AirPods Max
Jun 27, 2021 at 5:58 PM Post #4,471 of 5,629
Don't quite take machine learning to master tracks out of the equation. It would be very similar to applying a "style" to an image (look up deep style transfer); granted we're talking about a 1D signal vs a 2D image. You can have ML learn the "style" in which music is mastered. The input to such a network would be the raw input tracks and the output would be a single mixed track. Training data would essentially encompass the raw tracks that were used to generate the final master with the output being the final master itself. Granted we don't have access to this data, but I'm sure the record companies do (assuming they keep all the data). If the record companies kept this data, they'd have a wealth of data to train these models with.

In terms of "put the cells over there" and "pianos over there," the ML could learn that certain "types" of sounds would be placed and mixed a certain way. Given enough examples, it would definitely learn this. You have to remember that neural nets start out as a blank slate (unless you're doing transfer learning, then it doesn't), and it needs to learn what different features exist and patterns within the features and how they connect. We can train an auto encoder to generate realistic looking faces. There isn't a clearly defined "put the eyes next to each other" and "a nose below and between the eyes" inherently in the network, but it learns it as it sees more examples of this. These networks learn a general pattern and apply said pattern. The auto encoder will learn the that eyes have eyeballs and eye balls have dark circles and irises surrounding them.

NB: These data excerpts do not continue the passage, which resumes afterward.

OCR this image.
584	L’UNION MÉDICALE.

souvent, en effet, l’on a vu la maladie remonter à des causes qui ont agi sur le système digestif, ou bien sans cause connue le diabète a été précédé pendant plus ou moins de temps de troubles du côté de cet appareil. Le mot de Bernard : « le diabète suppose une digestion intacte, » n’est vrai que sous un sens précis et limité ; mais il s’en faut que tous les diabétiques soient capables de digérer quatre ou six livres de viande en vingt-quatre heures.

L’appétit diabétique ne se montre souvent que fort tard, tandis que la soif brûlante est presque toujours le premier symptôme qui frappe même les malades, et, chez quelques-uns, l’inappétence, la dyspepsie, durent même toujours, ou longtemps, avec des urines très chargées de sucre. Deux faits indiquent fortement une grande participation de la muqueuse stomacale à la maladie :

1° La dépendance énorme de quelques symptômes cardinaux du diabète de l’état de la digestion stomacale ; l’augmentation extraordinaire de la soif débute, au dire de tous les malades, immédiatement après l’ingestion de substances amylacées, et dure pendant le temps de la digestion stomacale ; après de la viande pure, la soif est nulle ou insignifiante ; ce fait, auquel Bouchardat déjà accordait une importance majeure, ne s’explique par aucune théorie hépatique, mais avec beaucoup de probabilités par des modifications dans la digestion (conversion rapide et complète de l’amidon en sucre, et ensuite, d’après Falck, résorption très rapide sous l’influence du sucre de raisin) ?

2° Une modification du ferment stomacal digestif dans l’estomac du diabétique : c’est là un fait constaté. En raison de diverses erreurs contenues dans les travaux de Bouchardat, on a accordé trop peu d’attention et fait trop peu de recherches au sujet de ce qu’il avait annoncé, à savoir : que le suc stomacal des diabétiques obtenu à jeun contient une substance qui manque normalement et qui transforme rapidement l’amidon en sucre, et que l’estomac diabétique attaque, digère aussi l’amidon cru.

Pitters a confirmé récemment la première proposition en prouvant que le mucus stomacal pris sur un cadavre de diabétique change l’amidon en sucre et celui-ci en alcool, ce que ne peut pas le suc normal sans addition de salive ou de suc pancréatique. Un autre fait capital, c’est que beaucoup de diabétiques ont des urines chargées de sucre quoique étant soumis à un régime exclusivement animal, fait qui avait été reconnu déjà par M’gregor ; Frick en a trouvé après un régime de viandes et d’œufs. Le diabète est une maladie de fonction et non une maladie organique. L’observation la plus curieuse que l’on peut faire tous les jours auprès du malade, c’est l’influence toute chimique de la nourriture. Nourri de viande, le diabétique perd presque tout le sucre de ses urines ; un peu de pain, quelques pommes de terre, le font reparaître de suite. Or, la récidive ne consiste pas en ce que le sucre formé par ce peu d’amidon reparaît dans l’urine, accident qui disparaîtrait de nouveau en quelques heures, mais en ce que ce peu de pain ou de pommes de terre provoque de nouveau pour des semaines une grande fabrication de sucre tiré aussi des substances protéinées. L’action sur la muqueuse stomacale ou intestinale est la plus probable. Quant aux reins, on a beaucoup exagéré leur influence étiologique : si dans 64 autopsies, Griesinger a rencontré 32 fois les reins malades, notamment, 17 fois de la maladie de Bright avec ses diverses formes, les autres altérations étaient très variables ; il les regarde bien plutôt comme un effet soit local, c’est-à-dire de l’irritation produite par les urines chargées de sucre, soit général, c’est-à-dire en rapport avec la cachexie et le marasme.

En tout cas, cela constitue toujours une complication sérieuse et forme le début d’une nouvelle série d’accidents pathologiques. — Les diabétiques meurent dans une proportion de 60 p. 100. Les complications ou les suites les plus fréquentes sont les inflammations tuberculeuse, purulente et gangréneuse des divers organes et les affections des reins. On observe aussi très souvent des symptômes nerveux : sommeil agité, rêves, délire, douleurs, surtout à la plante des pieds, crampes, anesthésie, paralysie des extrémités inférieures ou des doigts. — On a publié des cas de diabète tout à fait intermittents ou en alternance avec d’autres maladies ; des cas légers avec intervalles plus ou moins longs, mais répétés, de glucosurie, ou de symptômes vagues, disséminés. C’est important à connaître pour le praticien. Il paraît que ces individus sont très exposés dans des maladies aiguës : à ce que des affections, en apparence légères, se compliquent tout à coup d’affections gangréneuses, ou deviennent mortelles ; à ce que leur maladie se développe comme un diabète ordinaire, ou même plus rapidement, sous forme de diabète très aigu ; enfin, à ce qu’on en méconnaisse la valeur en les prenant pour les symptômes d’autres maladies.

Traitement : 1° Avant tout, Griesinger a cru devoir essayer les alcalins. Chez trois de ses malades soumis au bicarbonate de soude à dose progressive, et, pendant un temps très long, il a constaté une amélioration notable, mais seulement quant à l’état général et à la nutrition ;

One could try to, for example, make a model that's trained on recordings from just one genre or recordings from one specific producer; I feel finding patterns for a smaller set of related things would be easier than trying to make one model to rule them all. But that would be the end goal. If you can get one model to work, then you could apply transfer learning to get other genre's/producers to be replicated by model.

The problem? Well there is inherent risk involved. It's likely there is a very complex pattern that exists (how humans do things do tend to have certain patterns to them, even if there is a little variation from one work to the next). The problem is what's the cost of learning this model? Time? These models can take years to train assuming there is hardware out there that is capable of doing it. Not only the training time, but the time it takes to tune the model; which of itself is kind of an art still rather than a science (though there are approaches to doing this line a genetic algorithm or some other form of optimization like Bayesian Optimization). Hardware costs are another huge thing. You can rent, but this will cost you very much in the long term. You can buy, but that's not cheap either. Manpower and expertise... Who's going to do the work, they need to get paid too... It likely takes a team.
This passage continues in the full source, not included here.